Our first great view of the mountains; Everest at left.
As we came into Junbesi, we had excellent views of Numbur and some other peaks.

I spent the evening in the tent and ate only rice and soup for dinner.

This morning, I was feeling much better.  Our morning hike climbed through pine forest east of Junbesi in the fog.  We did a long traverse around the ridge separating Junbesi from Ringmo.  As we rounded the southeast end, we got our first view of Everest.  It is mostly black, far enough away to seem unimposing, and had a white plume near its top from blowing snow.  We could also see Nuptse, a long, flat peak, and the southern face of Ama Dablam.

We continued our traverse northward, passing through Salung, where we stopped at the "Everest View Hotel." (!) Here, Woody and Nancy Jo were drinking chang, a fermented milky colored drink made, in this case, from corn mash.

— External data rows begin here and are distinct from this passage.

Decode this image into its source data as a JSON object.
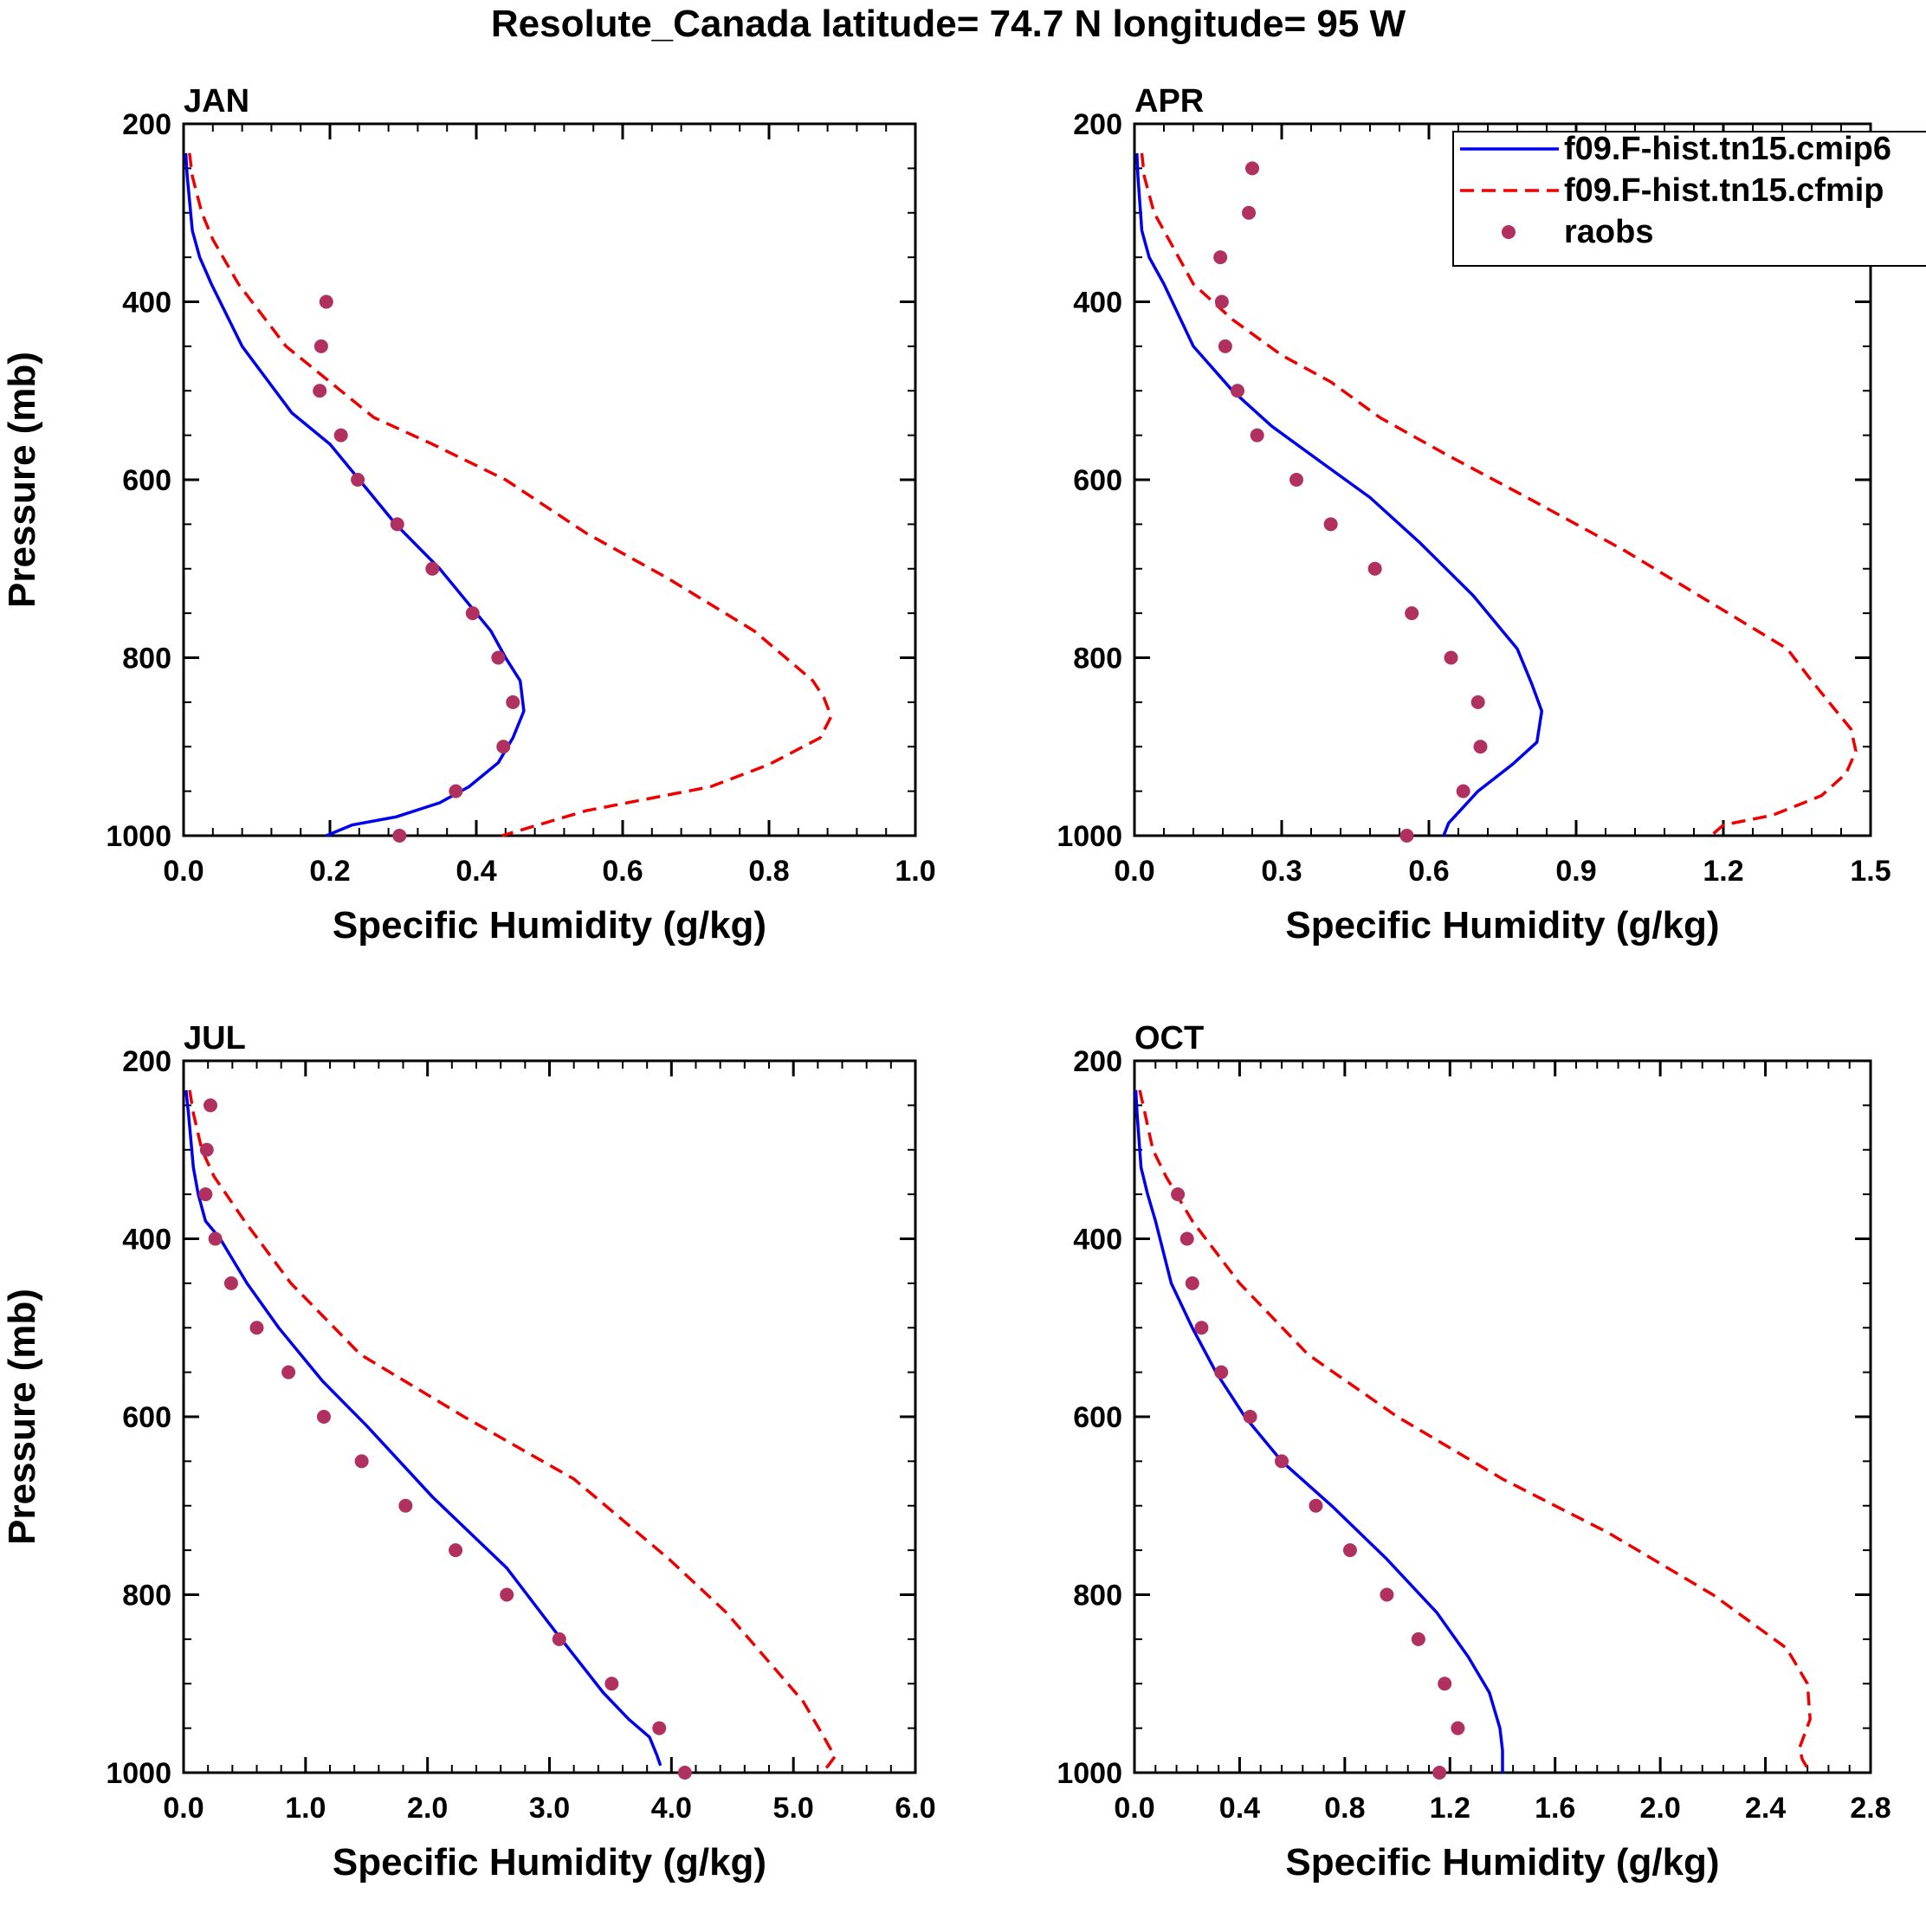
{
  "figure": {
    "title": "Resolute_Canada  latitude= 74.7 N longitude= 95 W"
  },
  "colors": {
    "model1": "#0000ee",
    "model2": "#ee0000",
    "obs": "#b03060"
  },
  "legend": {
    "entries": [
      "f09.F-hist.tn15.cmip6",
      "f09.F-hist.tn15.cfmip",
      "raobs"
    ],
    "placement": "top-right of APR panel"
  },
  "chart_data": [
    {
      "type": "line",
      "title": "JAN",
      "xlabel": "Specific Humidity (g/kg)",
      "ylabel": "Pressure (mb)",
      "xlim": [
        0,
        1.0
      ],
      "ylim": [
        1000,
        200
      ],
      "xticks": [
        0,
        0.2,
        0.4,
        0.6,
        0.8,
        1.0
      ],
      "xticklabels": [
        "0.0",
        "0.2",
        "0.4",
        "0.6",
        "0.8",
        "1.0"
      ],
      "yticks": [
        200,
        400,
        600,
        800,
        1000
      ],
      "yticklabels": [
        "200",
        "400",
        "600",
        "800",
        "1000"
      ],
      "series": [
        {
          "name": "f09.F-hist.tn15.cmip6",
          "style": "solid",
          "x": [
            0.003,
            0.005,
            0.012,
            0.022,
            0.038,
            0.08,
            0.148,
            0.2,
            0.24,
            0.29,
            0.35,
            0.4,
            0.42,
            0.44,
            0.46,
            0.465,
            0.45,
            0.43,
            0.39,
            0.35,
            0.29,
            0.23,
            0.195
          ],
          "y": [
            233,
            259,
            320,
            350,
            380,
            450,
            525,
            560,
            600,
            650,
            700,
            750,
            770,
            800,
            826,
            860,
            890,
            918,
            945,
            963,
            979,
            988,
            1000
          ]
        },
        {
          "name": "f09.F-hist.tn15.cfmip",
          "style": "dashed",
          "x": [
            0.008,
            0.012,
            0.025,
            0.04,
            0.075,
            0.14,
            0.2,
            0.26,
            0.34,
            0.44,
            0.55,
            0.66,
            0.78,
            0.86,
            0.875,
            0.885,
            0.87,
            0.8,
            0.72,
            0.55,
            0.435
          ],
          "y": [
            233,
            259,
            300,
            330,
            380,
            450,
            490,
            530,
            560,
            600,
            660,
            710,
            770,
            826,
            845,
            866,
            890,
            920,
            945,
            972,
            1000
          ]
        },
        {
          "name": "raobs",
          "style": "dots",
          "x": [
            0.195,
            0.188,
            0.186,
            0.215,
            0.238,
            0.292,
            0.34,
            0.395,
            0.43,
            0.45,
            0.437,
            0.372,
            0.295
          ],
          "y": [
            400,
            450,
            500,
            550,
            600,
            650,
            700,
            750,
            800,
            850,
            900,
            950,
            1000
          ]
        }
      ]
    },
    {
      "type": "line",
      "title": "APR",
      "xlabel": "Specific Humidity (g/kg)",
      "ylabel": "",
      "xlim": [
        0,
        1.5
      ],
      "ylim": [
        1000,
        200
      ],
      "xticks": [
        0,
        0.3,
        0.6,
        0.9,
        1.2,
        1.5
      ],
      "xticklabels": [
        "0.0",
        "0.3",
        "0.6",
        "0.9",
        "1.2",
        "1.5"
      ],
      "yticks": [
        200,
        400,
        600,
        800,
        1000
      ],
      "yticklabels": [
        "200",
        "400",
        "600",
        "800",
        "1000"
      ],
      "series": [
        {
          "name": "f09.F-hist.tn15.cmip6",
          "style": "solid",
          "x": [
            0.005,
            0.007,
            0.015,
            0.03,
            0.06,
            0.12,
            0.2,
            0.28,
            0.38,
            0.48,
            0.58,
            0.69,
            0.78,
            0.81,
            0.83,
            0.82,
            0.77,
            0.7,
            0.64,
            0.63
          ],
          "y": [
            233,
            259,
            320,
            350,
            380,
            450,
            500,
            540,
            580,
            620,
            670,
            730,
            790,
            830,
            860,
            895,
            920,
            950,
            986,
            1000
          ]
        },
        {
          "name": "f09.F-hist.tn15.cfmip",
          "style": "dashed",
          "x": [
            0.015,
            0.02,
            0.04,
            0.07,
            0.12,
            0.2,
            0.3,
            0.4,
            0.5,
            0.63,
            0.8,
            1.0,
            1.18,
            1.33,
            1.38,
            1.43,
            1.46,
            1.47,
            1.45,
            1.4,
            1.3,
            1.2,
            1.175
          ],
          "y": [
            233,
            259,
            300,
            330,
            380,
            420,
            460,
            490,
            530,
            570,
            620,
            680,
            740,
            790,
            826,
            860,
            880,
            905,
            930,
            955,
            977,
            988,
            1000
          ]
        },
        {
          "name": "raobs",
          "style": "dots",
          "x": [
            0.24,
            0.233,
            0.175,
            0.178,
            0.185,
            0.21,
            0.25,
            0.33,
            0.4,
            0.49,
            0.565,
            0.645,
            0.7,
            0.705,
            0.67,
            0.555
          ],
          "y": [
            250,
            300,
            350,
            400,
            450,
            500,
            550,
            600,
            650,
            700,
            750,
            800,
            850,
            900,
            950,
            1000
          ]
        }
      ]
    },
    {
      "type": "line",
      "title": "JUL",
      "xlabel": "Specific Humidity (g/kg)",
      "ylabel": "Pressure (mb)",
      "xlim": [
        0,
        6.0
      ],
      "ylim": [
        1000,
        200
      ],
      "xticks": [
        0,
        1,
        2,
        3,
        4,
        5,
        6
      ],
      "xticklabels": [
        "0.0",
        "1.0",
        "2.0",
        "3.0",
        "4.0",
        "5.0",
        "6.0"
      ],
      "yticks": [
        200,
        400,
        600,
        800,
        1000
      ],
      "yticklabels": [
        "200",
        "400",
        "600",
        "800",
        "1000"
      ],
      "series": [
        {
          "name": "f09.F-hist.tn15.cmip6",
          "style": "solid",
          "x": [
            0.02,
            0.04,
            0.08,
            0.12,
            0.18,
            0.3,
            0.52,
            0.78,
            0.96,
            1.14,
            1.5,
            2.04,
            2.65,
            3.04,
            3.44,
            3.65,
            3.82,
            3.88,
            3.91
          ],
          "y": [
            233,
            259,
            320,
            350,
            380,
            400,
            450,
            500,
            530,
            560,
            610,
            690,
            770,
            840,
            910,
            940,
            960,
            980,
            992
          ]
        },
        {
          "name": "f09.F-hist.tn15.cfmip",
          "style": "dashed",
          "x": [
            0.05,
            0.08,
            0.15,
            0.25,
            0.5,
            0.88,
            1.45,
            2.3,
            3.2,
            3.98,
            4.45,
            5.08,
            5.25,
            5.34,
            5.28,
            5.22
          ],
          "y": [
            233,
            259,
            300,
            330,
            380,
            450,
            530,
            600,
            670,
            760,
            820,
            920,
            960,
            982,
            993,
            1000
          ]
        },
        {
          "name": "raobs",
          "style": "dots",
          "x": [
            0.22,
            0.19,
            0.18,
            0.26,
            0.39,
            0.6,
            0.86,
            1.15,
            1.46,
            1.82,
            2.23,
            2.65,
            3.08,
            3.51,
            3.9,
            4.11
          ],
          "y": [
            250,
            300,
            350,
            400,
            450,
            500,
            550,
            600,
            650,
            700,
            750,
            800,
            850,
            900,
            950,
            1000
          ]
        }
      ]
    },
    {
      "type": "line",
      "title": "OCT",
      "xlabel": "Specific Humidity (g/kg)",
      "ylabel": "",
      "xlim": [
        0,
        2.8
      ],
      "ylim": [
        1000,
        200
      ],
      "xticks": [
        0,
        0.4,
        0.8,
        1.2,
        1.6,
        2.0,
        2.4,
        2.8
      ],
      "xticklabels": [
        "0.0",
        "0.4",
        "0.8",
        "1.2",
        "1.6",
        "2.0",
        "2.4",
        "2.8"
      ],
      "yticks": [
        200,
        400,
        600,
        800,
        1000
      ],
      "yticklabels": [
        "200",
        "400",
        "600",
        "800",
        "1000"
      ],
      "series": [
        {
          "name": "f09.F-hist.tn15.cmip6",
          "style": "solid",
          "x": [
            0.005,
            0.01,
            0.025,
            0.05,
            0.08,
            0.14,
            0.22,
            0.31,
            0.42,
            0.56,
            0.75,
            0.96,
            1.15,
            1.27,
            1.35,
            1.39,
            1.4,
            1.4
          ],
          "y": [
            233,
            259,
            320,
            350,
            380,
            450,
            500,
            550,
            600,
            650,
            700,
            760,
            820,
            870,
            910,
            950,
            975,
            1000
          ]
        },
        {
          "name": "f09.F-hist.tn15.cfmip",
          "style": "dashed",
          "x": [
            0.02,
            0.04,
            0.07,
            0.12,
            0.22,
            0.4,
            0.66,
            1.0,
            1.4,
            1.8,
            2.2,
            2.48,
            2.56,
            2.57,
            2.53,
            2.54,
            2.56
          ],
          "y": [
            233,
            259,
            300,
            330,
            380,
            450,
            530,
            600,
            670,
            730,
            800,
            860,
            900,
            940,
            972,
            985,
            995
          ]
        },
        {
          "name": "raobs",
          "style": "dots",
          "x": [
            0.165,
            0.2,
            0.22,
            0.255,
            0.33,
            0.44,
            0.56,
            0.69,
            0.82,
            0.96,
            1.08,
            1.18,
            1.23,
            1.16
          ],
          "y": [
            350,
            400,
            450,
            500,
            550,
            600,
            650,
            700,
            750,
            800,
            850,
            900,
            950,
            1000
          ]
        }
      ]
    }
  ]
}
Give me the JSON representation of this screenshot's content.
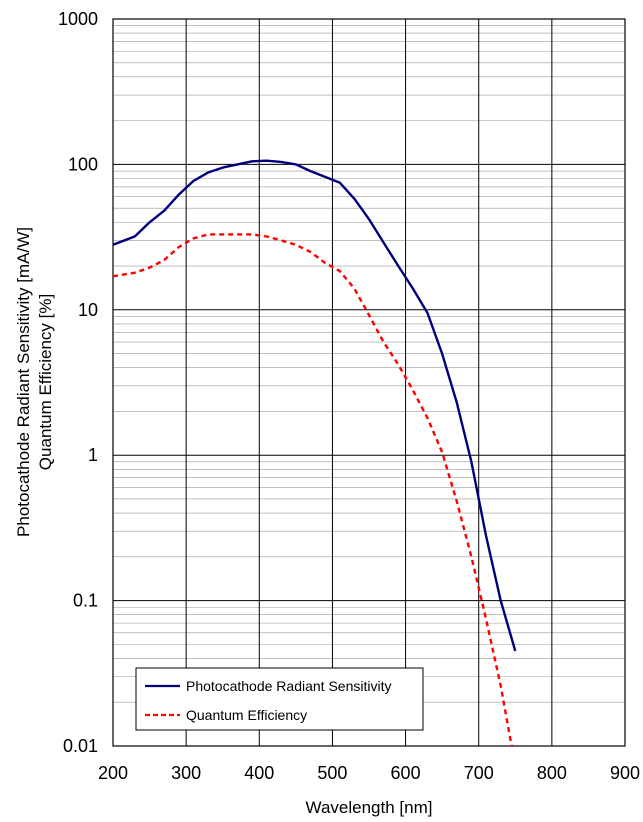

Our lunch stop was by a river and Ingrid and I washed our hair in the icy water.
All the trekkers at our lunch stop near Ringmo.
After lunch, we climbed through Ringmo, a beautiful village on a hillside with the appearance of a southern plantation.  There are apple orchards here and we bought some apple rakshi (a distilled liquor).
Foggy conditions at the (closed) Trakshindo Cheese Factory.
Fog shrouded stupa at Trakshindo Pass.
We continued climbing toward the Trakshindo Pass, stopping along the way at a cheese factory that, unfortunately, was closed.  We were treated, however, to the sight of two yellow-throated martens -- large, omnivorous mammals with black fur and yellow throats and about the size of anteaters.
Bill and Lhakpa Nurbu in the forest below Trakshindo Monastery
At the pass, the clouds and fog were thick.  The temperature was only 36 °F, very low for early afternoon.  We descended via the Trakshindo Monastery, where we stopped to see the gompa.  From there, the trail passed through a lovely wet forest land -- with the heavy fog, it appeared almost enchanted.  The trail descended fairly steeply to Nuntale, our camping spot.  This village is the most medieval that I've seen in Nepal.  About 15 buildings line the trail.  In one, a woman was grinding corn using a hand spun millstone.  There is a rack of drying corn in the middle of the village and a chicken sits atop it eating kernels.  (The rack is 10 feet high.  How did the chicken get up there?)  Two young men chase a pig and catch it by a rear leg and pull it screaming into its pen for the night.


2 comments:

Alison Stone said...

I'm amazed at your detail of each day! Were you making notes during the day? I always found that by afternoon, those experiences overtook everything that happened in the morning - and by the time I wrote after dinner, it was hard to summon the energy to get it all down. Well done Bill!!

Bilbo from California said...

Alison -- I don't remember specifics about the journaling process. I expect that I was writing from a combination of memory, conversation with Ingrid, and cue sheets plus maps. (The journal itself doesn't have any record of notes taken along the way.) Thanks for your comments.